Chapter 5 - Availability Flashcards
What is availability?
a property of software that it is there and ready to carry out its task when you need it to be
How is availability different from reliability?
it builds on reliability by adding the notion of recovery and repair
Availability general scenario: what are 5 possible values for “Source”
internal/external:
- people
- hardware
- software
- physical infrastructure
- physical environment
Availability general scenario: what are 4 possible values for “Stimulus”
- omission
- crash
- incorrect timing
- incorrect response
Availability general scenario: what are 4 possible values for “Artifact”
- system’s processors
- communication channels
- persistent storage
- processes
Availability general scenario: what are 6 possible values for “Environment”
- normal operation
- startup
- shutdown
- repair mode
- degraded operation
- overloaded operation
Availability general scenario: what are 3 possible values for “Response”
- prevent the fault from becoming a failure
- detect fault
- recover from fault
Availability general scenario: what are 6 possible values for “Response Measure”
- time interval when the system must be available
- availability percentage
- time to detect the fault
- time to repair the fault
- time interval in which system can be in degraded mode
- the rate of a certain class of faults that the system prevents
2 system actions that are done in order to “detect the fault”
- log the fault
- notify appropriate entities
4 possible system actions that can be done in order to “recover from fault”
- disable the source of events causing faults
- be temporarily unavailable while the repair is being affected
- fix/mask the fault or contain damage it causes
- operate in degraded mode while repair in progress
Definition of availability tactics?
they enable a system to endure faults so that services remain compliant with their specifications
The main goal of availability tactics?
to keep faults from becoming failures or at least bound the effects of the fault and make repair possible
9 tactics for detecting faults
- ping/echo
- monitor
- heartbeat
- timestamp
- sanity checking
- condition monitoring
- voting
- exception detection
- self-test
Tactic for detecting faults: What is ping/echo?
an asynchronous request/response message pair exchanged between nodes, used to determine reachability and the round-trip delay through the associated network path
Tactic for detecting faults: What is a monitor?
a component used to monitor the state of health of other parts of the system
Tactic for detecting faults: What is a heartbeat?
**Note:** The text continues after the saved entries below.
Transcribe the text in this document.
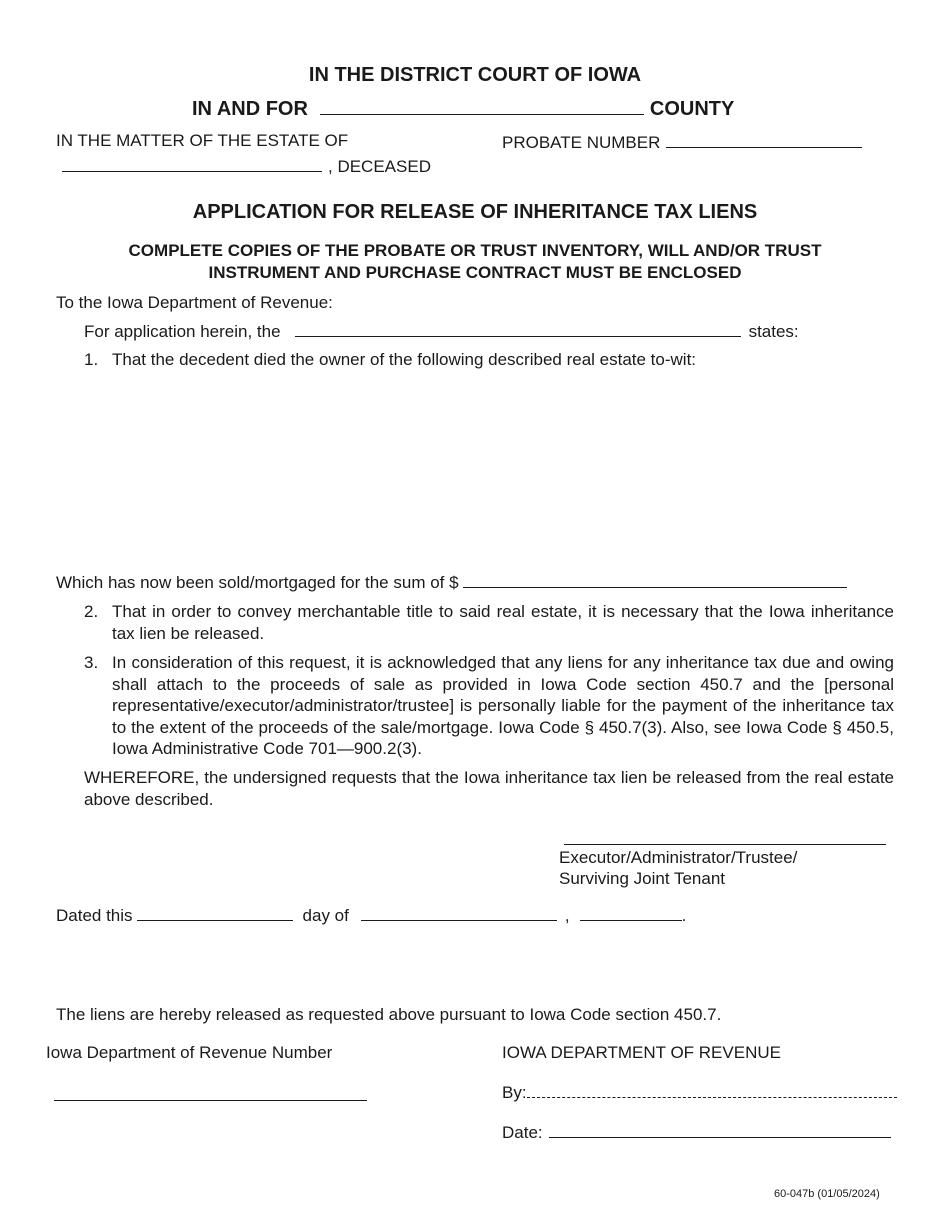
IN THE DISTRICT COURT OF IOWA
IN AND FOR	COUNTY
IN THE MATTER OF THE ESTATE OF	PROBATE NUMBER
, DECEASED
APPLICATION FOR RELEASE OF INHERITANCE TAX LIENS
COMPLETE COPIES OF THE PROBATE OR TRUST INVENTORY, WILL AND/OR TRUST
INSTRUMENT AND PURCHASE CONTRACT MUST BE ENCLOSED
To the Iowa Department of Revenue:
For application herein, the	states:
1. That the decedent died the owner of the following described real estate to-wit:
Which has now been sold/mortgaged for the sum of $
2. That in order to convey merchantable title to said real estate, it is necessary that the Iowa inheritance tax lien be released.
3. In consideration of this request, it is acknowledged that any liens for any inheritance tax due and owing shall attach to the proceeds of sale as provided in Iowa Code section 450.7 and the [personal representative/executor/administrator/trustee] is personally liable for the payment of the inheritance tax to the extent of the proceeds of the sale/mortgage. Iowa Code § 450.7(3). Also, see Iowa Code § 450.5, Iowa Administrative Code 701—900.2(3).
WHEREFORE, the undersigned requests that the Iowa inheritance tax lien be released from the real estate above described.
Executor/Administrator/Trustee/
Surviving Joint Tenant
Dated this	day of	,	.
The liens are hereby released as requested above pursuant to Iowa Code section 450.7.
Iowa Department of Revenue Number	IOWA DEPARTMENT OF REVENUE
By:
Date:
60-047b (01/05/2024)
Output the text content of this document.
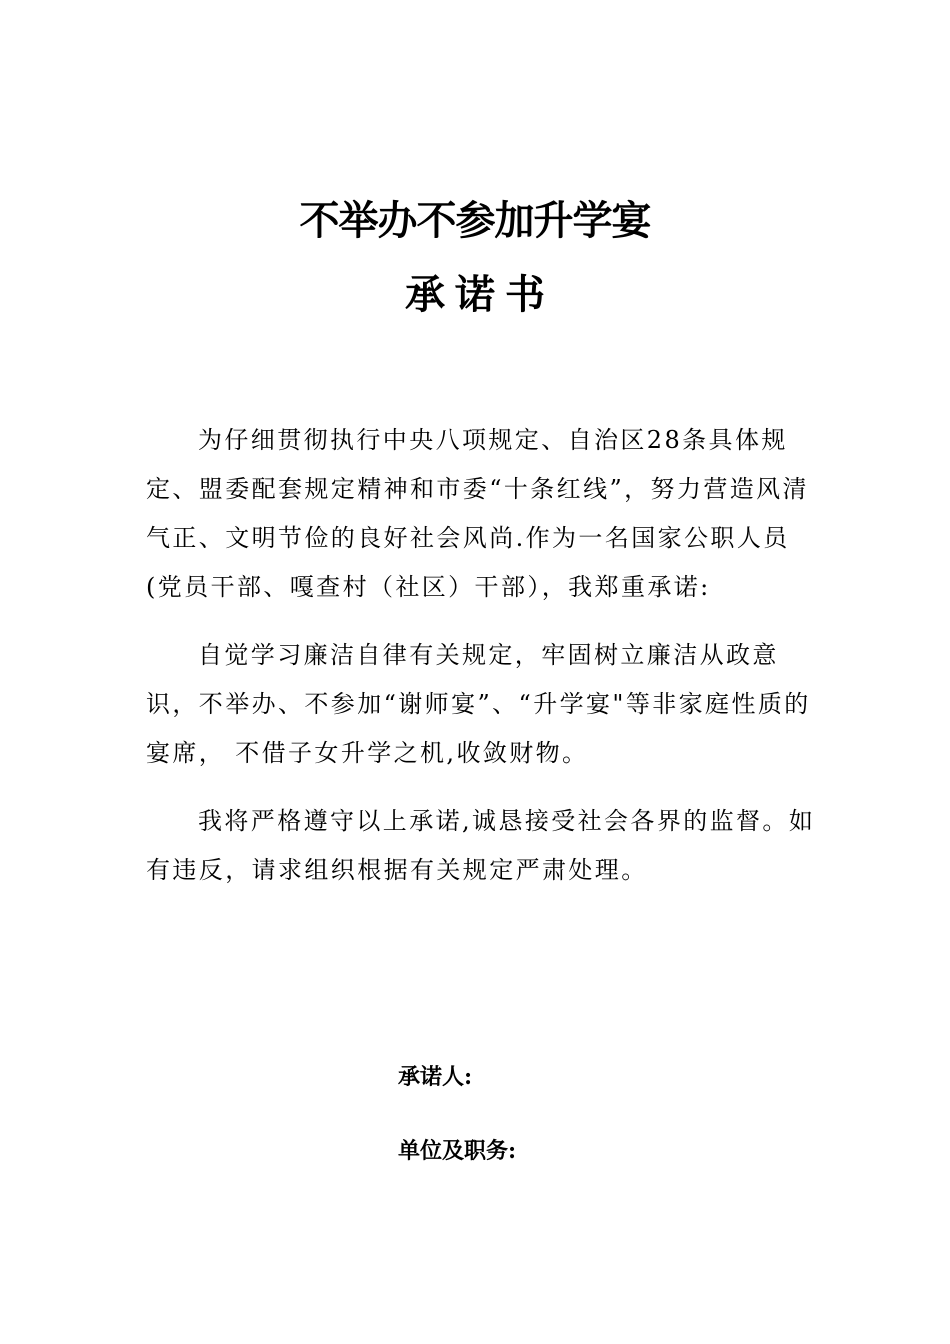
不举办不参加升学宴
承诺书

为仔细贯彻执行中央八项规定、自治区28条具体规定、盟委配套规定精神和市委“十条红线”，努力营造风清气正、文明节俭的良好社会风尚.作为一名国家公职人员(党员干部、嘎查村（社区）干部），我郑重承诺:

自觉学习廉洁自律有关规定，牢固树立廉洁从政意识，不举办、不参加“谢师宴”、“升学宴"等非家庭性质的宴席， 不借子女升学之机,收敛财物。

我将严格遵守以上承诺,诚恳接受社会各界的监督。如有违反，请求组织根据有关规定严肃处理。

承诺人:
单位及职务:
a periodic message exchange between a system monitor and a process being monitored
Tactic for detecting faults: What is a timestamp?
used to detect incorrect sequences of events, primarily in distributed message-passing systems
Tactic for detecting faults: What is sanity checking?
checks the validity or reasonableness of a component’s operations or outputs
Tactic for detecting faults: What is condition monitoring?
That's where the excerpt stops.